Student Loan debt is becoming a crippling problem in recent times. In fact forgiving student loans is a hot topic as the number of borrowers skyrockets.  Student loan borrowers may have more Bankruptcy Options in Oklahoma than they realize. Sluggish economic growth and an uneven economic recovery have made for tough economic times for borrowers.  These economic challenges can be daunting for those with a significant student loan debt. 

Bankruptcy Options

While forgiving student loans in bankruptcy is presumptively impossible, the common belief is that the “undue hardship” standard for obtaining student loan forgiveness is so difficult that few people qualify.  Despite the exacting standard for forgiving student loans, there are bankruptcy options available to debtors with student loans.  Further, Congress is currently considering the Fairness for Struggling Students Act of 2013, which would further expand the options available to college students and recent graduates struggling with enormous debt loads.

Pending Legislation

This pending legislation that was reintroduced in January 2013 would Forgiving Student Loans distinguish private for profit student loans and make them subject to bankruptcy discharge.  While student loans provided by the government generally have been non-dischargeable for many years, private student loans only obtained this status in 2005.  The sponsors of the proposed legislation have indicated that the fact student indebtedness has reached the trillion dollar level is a key impetus for the change.   The sponsors of the bill also argue that there is no good justification for the special protection provided to private student loans, which is not extended to other types of for profit private consumer debt.

News About Student Loans in Bankruptcy 

While this legislation is still pending, there is more good news for students facing staggering student loans.  While the general wisdom is that the undue hardship test that must be satisfied to discharge student loans is so difficult to satisfy that few students try. This may be true but a new study reveals that forty percent of those that attempt to file for bankruptcy against student loans are successful in discharging some or all of their loan balances.

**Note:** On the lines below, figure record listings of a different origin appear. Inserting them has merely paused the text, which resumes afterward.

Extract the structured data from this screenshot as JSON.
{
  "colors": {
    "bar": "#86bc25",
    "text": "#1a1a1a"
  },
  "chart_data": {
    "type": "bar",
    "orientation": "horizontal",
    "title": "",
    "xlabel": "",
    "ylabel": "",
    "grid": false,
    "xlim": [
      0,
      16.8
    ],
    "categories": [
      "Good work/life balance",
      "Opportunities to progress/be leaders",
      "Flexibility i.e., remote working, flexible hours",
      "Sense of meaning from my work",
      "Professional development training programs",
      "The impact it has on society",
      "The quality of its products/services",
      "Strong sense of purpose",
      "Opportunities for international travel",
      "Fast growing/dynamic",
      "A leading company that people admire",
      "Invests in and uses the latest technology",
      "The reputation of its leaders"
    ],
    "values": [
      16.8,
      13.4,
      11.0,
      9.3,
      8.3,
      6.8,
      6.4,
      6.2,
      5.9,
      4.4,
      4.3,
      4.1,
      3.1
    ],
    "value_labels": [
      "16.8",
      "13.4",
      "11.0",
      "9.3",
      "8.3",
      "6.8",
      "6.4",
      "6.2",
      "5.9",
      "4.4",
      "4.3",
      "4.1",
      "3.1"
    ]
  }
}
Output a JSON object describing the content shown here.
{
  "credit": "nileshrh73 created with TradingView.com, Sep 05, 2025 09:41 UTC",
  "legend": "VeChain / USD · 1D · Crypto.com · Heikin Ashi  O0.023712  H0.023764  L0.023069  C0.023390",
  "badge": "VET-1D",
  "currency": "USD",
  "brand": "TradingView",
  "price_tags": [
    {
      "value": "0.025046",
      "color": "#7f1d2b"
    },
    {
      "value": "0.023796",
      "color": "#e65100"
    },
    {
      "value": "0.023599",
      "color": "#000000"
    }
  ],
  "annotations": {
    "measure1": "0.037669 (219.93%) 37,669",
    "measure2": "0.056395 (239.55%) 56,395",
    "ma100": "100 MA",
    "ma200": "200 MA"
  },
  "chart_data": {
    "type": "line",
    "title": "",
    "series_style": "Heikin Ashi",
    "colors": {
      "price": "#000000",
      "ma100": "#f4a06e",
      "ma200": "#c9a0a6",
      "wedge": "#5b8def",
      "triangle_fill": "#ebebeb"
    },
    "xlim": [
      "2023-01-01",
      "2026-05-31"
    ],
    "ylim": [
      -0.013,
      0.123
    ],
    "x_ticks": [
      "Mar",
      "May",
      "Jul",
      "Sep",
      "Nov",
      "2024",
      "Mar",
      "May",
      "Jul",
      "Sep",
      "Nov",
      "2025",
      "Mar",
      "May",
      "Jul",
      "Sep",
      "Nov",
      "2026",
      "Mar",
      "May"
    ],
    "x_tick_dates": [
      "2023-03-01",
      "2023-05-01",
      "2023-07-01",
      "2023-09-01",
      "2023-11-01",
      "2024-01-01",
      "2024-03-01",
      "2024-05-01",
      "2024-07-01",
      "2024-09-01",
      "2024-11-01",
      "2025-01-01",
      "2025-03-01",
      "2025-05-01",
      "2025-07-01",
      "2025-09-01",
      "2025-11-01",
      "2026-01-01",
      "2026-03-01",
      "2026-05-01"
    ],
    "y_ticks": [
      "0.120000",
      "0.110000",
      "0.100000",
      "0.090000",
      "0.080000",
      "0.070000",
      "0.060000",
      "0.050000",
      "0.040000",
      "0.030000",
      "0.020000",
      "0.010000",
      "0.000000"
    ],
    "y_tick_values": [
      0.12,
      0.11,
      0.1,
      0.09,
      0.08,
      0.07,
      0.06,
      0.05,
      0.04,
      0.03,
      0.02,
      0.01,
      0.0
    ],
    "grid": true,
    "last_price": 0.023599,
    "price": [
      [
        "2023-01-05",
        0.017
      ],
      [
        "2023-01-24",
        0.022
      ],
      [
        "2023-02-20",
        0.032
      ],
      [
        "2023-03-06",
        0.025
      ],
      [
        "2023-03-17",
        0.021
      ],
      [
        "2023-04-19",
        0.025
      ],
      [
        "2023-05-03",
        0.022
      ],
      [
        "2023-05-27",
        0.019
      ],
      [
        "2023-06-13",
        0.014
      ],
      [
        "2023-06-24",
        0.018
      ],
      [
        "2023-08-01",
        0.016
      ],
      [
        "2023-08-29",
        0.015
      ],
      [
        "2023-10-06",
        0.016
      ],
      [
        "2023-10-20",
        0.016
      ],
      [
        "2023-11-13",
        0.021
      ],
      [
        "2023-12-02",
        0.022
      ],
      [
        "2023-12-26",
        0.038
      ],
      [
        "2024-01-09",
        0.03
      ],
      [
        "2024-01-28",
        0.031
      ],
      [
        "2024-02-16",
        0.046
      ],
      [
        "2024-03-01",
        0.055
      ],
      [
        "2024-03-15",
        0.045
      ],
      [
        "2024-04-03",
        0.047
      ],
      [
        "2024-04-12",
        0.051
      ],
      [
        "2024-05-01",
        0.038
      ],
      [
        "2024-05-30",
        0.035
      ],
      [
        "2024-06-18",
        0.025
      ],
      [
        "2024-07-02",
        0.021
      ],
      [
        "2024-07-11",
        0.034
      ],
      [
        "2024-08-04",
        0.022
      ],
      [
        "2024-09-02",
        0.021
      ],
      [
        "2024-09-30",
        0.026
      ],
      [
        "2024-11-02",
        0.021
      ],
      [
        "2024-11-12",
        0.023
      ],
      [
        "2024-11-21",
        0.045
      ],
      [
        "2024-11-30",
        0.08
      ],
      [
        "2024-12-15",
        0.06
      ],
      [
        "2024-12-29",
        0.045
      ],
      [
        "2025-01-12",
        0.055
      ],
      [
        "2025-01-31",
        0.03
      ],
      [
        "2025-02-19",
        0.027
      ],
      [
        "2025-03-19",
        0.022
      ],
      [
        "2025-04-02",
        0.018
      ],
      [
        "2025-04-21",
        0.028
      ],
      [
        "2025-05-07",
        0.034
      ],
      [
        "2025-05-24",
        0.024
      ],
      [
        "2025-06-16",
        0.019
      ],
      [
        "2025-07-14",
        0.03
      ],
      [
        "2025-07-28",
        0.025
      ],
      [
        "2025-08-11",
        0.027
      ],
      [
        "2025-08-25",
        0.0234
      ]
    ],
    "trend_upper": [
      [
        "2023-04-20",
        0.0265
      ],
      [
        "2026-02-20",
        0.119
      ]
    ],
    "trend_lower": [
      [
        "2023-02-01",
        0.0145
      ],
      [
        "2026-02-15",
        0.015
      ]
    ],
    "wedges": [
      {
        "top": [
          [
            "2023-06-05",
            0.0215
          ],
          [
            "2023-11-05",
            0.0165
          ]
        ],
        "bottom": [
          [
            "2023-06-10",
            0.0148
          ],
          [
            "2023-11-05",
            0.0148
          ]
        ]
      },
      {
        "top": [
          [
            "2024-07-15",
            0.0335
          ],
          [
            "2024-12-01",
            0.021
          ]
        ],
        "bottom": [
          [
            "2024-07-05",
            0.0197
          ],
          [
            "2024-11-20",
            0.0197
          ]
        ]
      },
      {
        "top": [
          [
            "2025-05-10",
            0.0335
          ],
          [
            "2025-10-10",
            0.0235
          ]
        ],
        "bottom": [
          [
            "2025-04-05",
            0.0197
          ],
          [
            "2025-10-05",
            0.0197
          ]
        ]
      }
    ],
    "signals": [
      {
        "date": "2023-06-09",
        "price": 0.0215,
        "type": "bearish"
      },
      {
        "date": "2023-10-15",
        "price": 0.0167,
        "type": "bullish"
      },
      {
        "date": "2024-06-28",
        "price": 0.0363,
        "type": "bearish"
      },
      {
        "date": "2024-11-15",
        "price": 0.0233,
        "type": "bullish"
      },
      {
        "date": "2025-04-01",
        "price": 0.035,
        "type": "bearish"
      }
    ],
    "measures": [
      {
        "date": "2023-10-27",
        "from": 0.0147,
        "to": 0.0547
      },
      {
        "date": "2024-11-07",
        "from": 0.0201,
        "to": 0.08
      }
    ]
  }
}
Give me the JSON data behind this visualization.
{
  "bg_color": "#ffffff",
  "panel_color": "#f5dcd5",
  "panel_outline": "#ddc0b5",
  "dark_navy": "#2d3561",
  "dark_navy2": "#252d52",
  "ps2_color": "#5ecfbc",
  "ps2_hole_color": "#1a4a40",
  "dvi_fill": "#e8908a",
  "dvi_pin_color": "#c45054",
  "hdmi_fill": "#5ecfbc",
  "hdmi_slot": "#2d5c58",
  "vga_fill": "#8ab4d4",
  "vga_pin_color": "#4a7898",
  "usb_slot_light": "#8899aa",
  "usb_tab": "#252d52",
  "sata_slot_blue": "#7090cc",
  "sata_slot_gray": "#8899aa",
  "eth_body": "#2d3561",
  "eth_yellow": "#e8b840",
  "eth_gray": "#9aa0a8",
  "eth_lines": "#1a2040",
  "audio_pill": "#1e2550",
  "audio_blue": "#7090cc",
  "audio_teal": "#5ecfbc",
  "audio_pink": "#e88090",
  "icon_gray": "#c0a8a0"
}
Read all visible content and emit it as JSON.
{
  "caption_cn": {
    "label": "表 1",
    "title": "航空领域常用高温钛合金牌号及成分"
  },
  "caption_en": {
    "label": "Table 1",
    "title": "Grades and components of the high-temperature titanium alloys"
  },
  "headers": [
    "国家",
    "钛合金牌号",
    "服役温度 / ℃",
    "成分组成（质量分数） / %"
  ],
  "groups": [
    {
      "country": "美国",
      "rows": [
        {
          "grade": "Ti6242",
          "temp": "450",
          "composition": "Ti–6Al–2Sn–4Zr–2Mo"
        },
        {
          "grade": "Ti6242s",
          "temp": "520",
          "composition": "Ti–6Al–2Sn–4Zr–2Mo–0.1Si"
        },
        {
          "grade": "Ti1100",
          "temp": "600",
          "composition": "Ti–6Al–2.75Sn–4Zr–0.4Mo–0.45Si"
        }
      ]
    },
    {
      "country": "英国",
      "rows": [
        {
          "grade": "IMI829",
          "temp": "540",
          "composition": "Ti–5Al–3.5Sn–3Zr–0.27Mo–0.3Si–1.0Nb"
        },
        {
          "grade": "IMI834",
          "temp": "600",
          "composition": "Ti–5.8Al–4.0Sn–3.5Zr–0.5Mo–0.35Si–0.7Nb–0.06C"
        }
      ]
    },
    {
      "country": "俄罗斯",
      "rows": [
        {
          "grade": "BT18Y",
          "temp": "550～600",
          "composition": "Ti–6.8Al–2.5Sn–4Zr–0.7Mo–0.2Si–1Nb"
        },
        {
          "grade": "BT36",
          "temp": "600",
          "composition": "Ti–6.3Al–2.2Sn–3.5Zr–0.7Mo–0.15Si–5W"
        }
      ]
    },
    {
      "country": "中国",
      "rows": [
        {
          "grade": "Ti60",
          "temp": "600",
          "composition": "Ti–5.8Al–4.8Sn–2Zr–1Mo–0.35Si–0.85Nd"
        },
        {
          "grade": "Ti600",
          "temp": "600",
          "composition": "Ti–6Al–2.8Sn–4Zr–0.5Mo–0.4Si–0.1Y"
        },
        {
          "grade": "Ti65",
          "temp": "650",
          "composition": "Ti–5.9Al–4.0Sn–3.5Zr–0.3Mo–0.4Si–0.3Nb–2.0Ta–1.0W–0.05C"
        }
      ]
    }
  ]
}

Moreover, the same empirical study revealed that approximately 69,000 debtors that were good candidates for full or partial relief did not file.  According to the author of the study, “99.9 percent of student loan debtors in bankruptcy never attempt to get a discharge.”  According to the author of the study, approximately one-tenth of one percent of those with student loans that file for bankruptcy attempt to discharge their student loan obligations.

Undue Hardship Student Loans

The study found that those who were successful in satisfying the undue hardship test and obtaining at least a partial discharge of their student loans shared the following characteristics:

  • Increased probability of medical hardship

  • Lower likelihood of obtaining employment

  • More likely to have lower annual incomes the year proceeding their filing

The undue hardship test requires the following showing to discharge student loans:

  • Current inability to repay the loans

  • Future inability to repay the debts

  • A good faith effort to repay the loans

The author of the study suggests that the premise that student loans are not dischargeable is an urban myth but based on a number of factors.   The general belief that student loans are virtually impossible to discharge is widespread despite this recent research to the contrary.  Further, student loan debt collection agencies and the media perpetrate the idea that there is no reason to attempt to discharge student loans because success is nearly impossible.  The researcher behind the study also indicates that even many attorneys believe that it is not worth trying to discharge student loans.